As discussed in a PubCo post last week, say on pay has had some surprising consequences. While there hasn’t been much impact on the levels of executive pay, according to this paper, one group that have experienced some impact from say on pay are directors. The academic study indicates that, following low favorable votes for say-on–pay proposals, directors incur significant reputational damage and financial costs, which the authors contend should motivate directors to provide better oversight of executive comp from the get-go. Moreover, the authors believe that their study shows that say on pay “has given shareholders an important, albeit indirect, increase in influence over executive compensation.”

The study looked at a sample of companies in the S&P 1500 with interlocking boards (i.e., that shared board members) in the first year of the mandated say-on-pay vote (generally, 2011).
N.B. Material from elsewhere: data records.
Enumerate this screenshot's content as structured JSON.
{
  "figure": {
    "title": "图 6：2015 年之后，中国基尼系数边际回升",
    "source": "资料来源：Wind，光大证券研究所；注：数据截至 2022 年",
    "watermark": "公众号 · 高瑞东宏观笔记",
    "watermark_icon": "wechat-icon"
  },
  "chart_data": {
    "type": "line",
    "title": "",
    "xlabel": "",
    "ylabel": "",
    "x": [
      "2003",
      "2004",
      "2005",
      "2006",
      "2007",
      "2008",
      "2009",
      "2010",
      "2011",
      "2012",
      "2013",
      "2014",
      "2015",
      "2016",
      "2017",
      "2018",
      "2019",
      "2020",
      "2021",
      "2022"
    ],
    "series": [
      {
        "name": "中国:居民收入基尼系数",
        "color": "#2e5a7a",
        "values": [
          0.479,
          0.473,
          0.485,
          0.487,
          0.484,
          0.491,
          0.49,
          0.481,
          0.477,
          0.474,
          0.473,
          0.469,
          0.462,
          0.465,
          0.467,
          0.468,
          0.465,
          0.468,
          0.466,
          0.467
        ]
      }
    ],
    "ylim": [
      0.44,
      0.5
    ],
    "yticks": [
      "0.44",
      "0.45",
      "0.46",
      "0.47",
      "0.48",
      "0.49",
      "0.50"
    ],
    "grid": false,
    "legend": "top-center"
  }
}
The authors defined a “low-support” say-on-pay vote as a vote of less than 70% in favor (because say-on-pay proposals with less than 70% votes in favor trigger proxy advisory firm attention). The authors recognized, however, that low-support say-on-pay votes could reflect shareholder concerns other than executive comp. (See, for example, this PubCo post, which notes that studies have shown that pay is not necessarily the determining factor for shareholders in deciding how to vote on say-on-pay proposals and that, instead, shareholder votes are often based on stock price performance.) As a result, the authors refined their analysis to include only those companies with low-support votes “likely due to poor oversight of pay-setting, as measured by excessive executive compensation. All other low support votes are classified as driven by other causes….” As proxies for changes in director reputation, the authors looked at the interlocking firm’s stock price reactions around the subject firm’s announcement of the say-on-pay vote, as well as board appointments, departures or demotions from boards and compensation committees. The authors also analyzed changes to cash and total director comp and the results of say-on-pay and say-when-on-pay votes at the interlocking firms.
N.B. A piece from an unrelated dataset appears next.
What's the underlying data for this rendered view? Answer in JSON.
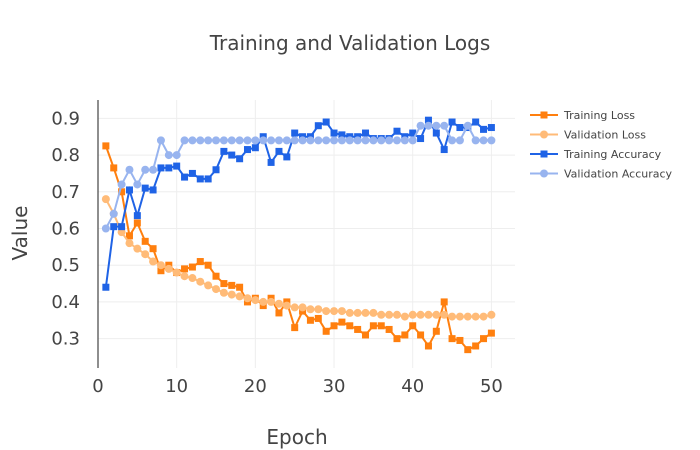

The authors concluded that the study’s results indicate that directors “incur significant reputational damage.” First, the study showed that shareholders of the interlocking firm “react negatively, on average, to the announcement of the [subject] firm’s low SOP support vote.” This result was reflected in a decline (-50 basis point abnormal return) in the interlocking firm’s stock price in the three days after disclosure of the subject firm’s say-on-pay vote; the authors infer that this decline is the result of negative information “regarding the director’s efficacy in monitoring executive compensation” causing “the market to reduce its estimate of director quality.” The study also found an increase in the likelihood of a director’s “losing an interlocking firm board seat (up to 21%) or compensation committee seat (10%) in the year following the vote.” In addition, following the low-support vote, the directors lost, on average, the present value equivalent of approximately $435,000 in future directorial compensation at interlocking firms or, by comparison, nearly one-half of the loss experienced when a subject company is sued for fraud. Finally, the authors find a higher probability of selecting “annual” as the chosen frequency for say-on-pay voting and of subsequent low say-on-pay votes at the interlocking firm.